Chinese-style Pork with Green Peppers, plus Steamed Rice

Tuesday 29 November
We're pretty sure we've made this recently, so it should be on the blog.  But Blogspot's search engine has become so unreliable lately that the little box at the left top corner can't find older posts at all.  (If you're similarly stymied, by the way, try googling your search terms coupled with "holtandbarbara".  Google, unlike Blogspot, still works.) 
In the fridge were the last of Sharon's garden peppers and a packet of scrappy pork frozen, which prompted this dish. 
First, we set a half cup of long grain rice to cook.  Have we ever mentioned our simplest method of doing this before?  Blogspot won't tell me, so I'll just write it.  We take a small pot with tight cover, grease its inside with a leftover butter-wrapper kept for this purpose, put the rice and a dash of kosher salt in the pot, add twice the amount of water as rice, set on the fire until it just boils, and then cover tightly and set at lowest possible heat for 19 minutes.  At that point, uncover, fluff, and you're there.
We sliced the pork into small coins, then made same-size slices out of 2 onions, 5 little green peppers, and a carrot (with Holt's trademark notches dressing the latter up). 

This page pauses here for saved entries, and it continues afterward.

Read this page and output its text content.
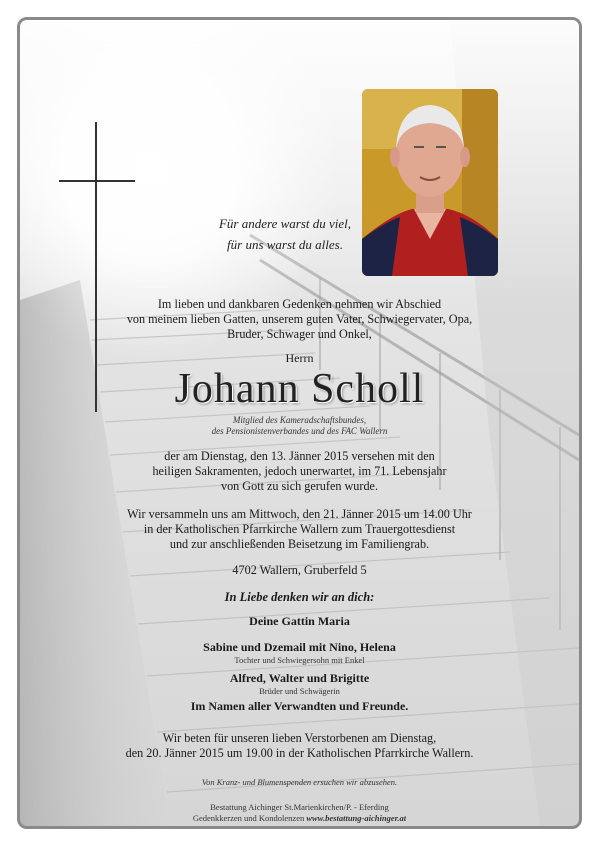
Für andere warst du viel,
für uns warst du alles.
Im lieben und dankbaren Gedenken nehmen wir Abschied
von meinem lieben Gatten, unserem guten Vater, Schwiegervater, Opa,
Bruder, Schwager und Onkel,
Herrn
Johann Scholl
Mitglied des Kameradschaftsbundes,
des Pensionistenverbandes und des FAC Wallern
der am Dienstag, den 13. Jänner 2015 versehen mit den
heiligen Sakramenten, jedoch unerwartet, im 71. Lebensjahr
von Gott zu sich gerufen wurde.
Wir versammeln uns am Mittwoch, den 21. Jänner 2015 um 14.00 Uhr
in der Katholischen Pfarrkirche Wallern zum Trauergottesdienst
und zur anschließenden Beisetzung im Familiengrab.
4702 Wallern, Gruberfeld 5
In Liebe denken wir an dich:
Deine Gattin Maria
Sabine und Dzemail mit Nino, Helena
Tochter und Schwiegersohn mit Enkel
Alfred, Walter und Brigitte
Brüder und Schwägerin
Im Namen aller Verwandten und Freunde.
Wir beten für unseren lieben Verstorbenen am Dienstag,
den 20. Jänner 2015 um 19.00 in der Katholischen Pfarrkirche Wallern.
Von Kranz- und Blumenspenden ersuchen wir abzusehen.
Bestattung Aichinger St.Marienkirchen/P. - Eferding
Gedenkkerzen und Kondolenzen www.bestattung-aichinger.at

Our mise-en-place continued with a clove of minced garlic and an equal amount of grated fresh ginger.  Half got mixed into the pork in its marinade (2 Tbsp. soy sauce, 1 Tbsp. Shao Xing wine, and a dusting of sugar and black pepper), the other half was used in the initial stir-frying of vedge, in this order: onion, peppers, garlic and ginger, carrot.  When the vedge was all bright, we popped in a block of veal broth until a couple of tablespoons melted, removed it, covered the wok, lowered the heat, and simmered until tender. 
Then we set the vedge aside in the warmer and stir-fried the pork; when no pink was left, we put two Tbsps. of black bean garlic sauce in center, cooked it briefly, re-added all vedge, and dressed the dish with sesame oil.  The black bean sauce gave it a nice edge, different from the ketchupy sweetness you want with green pepper beef.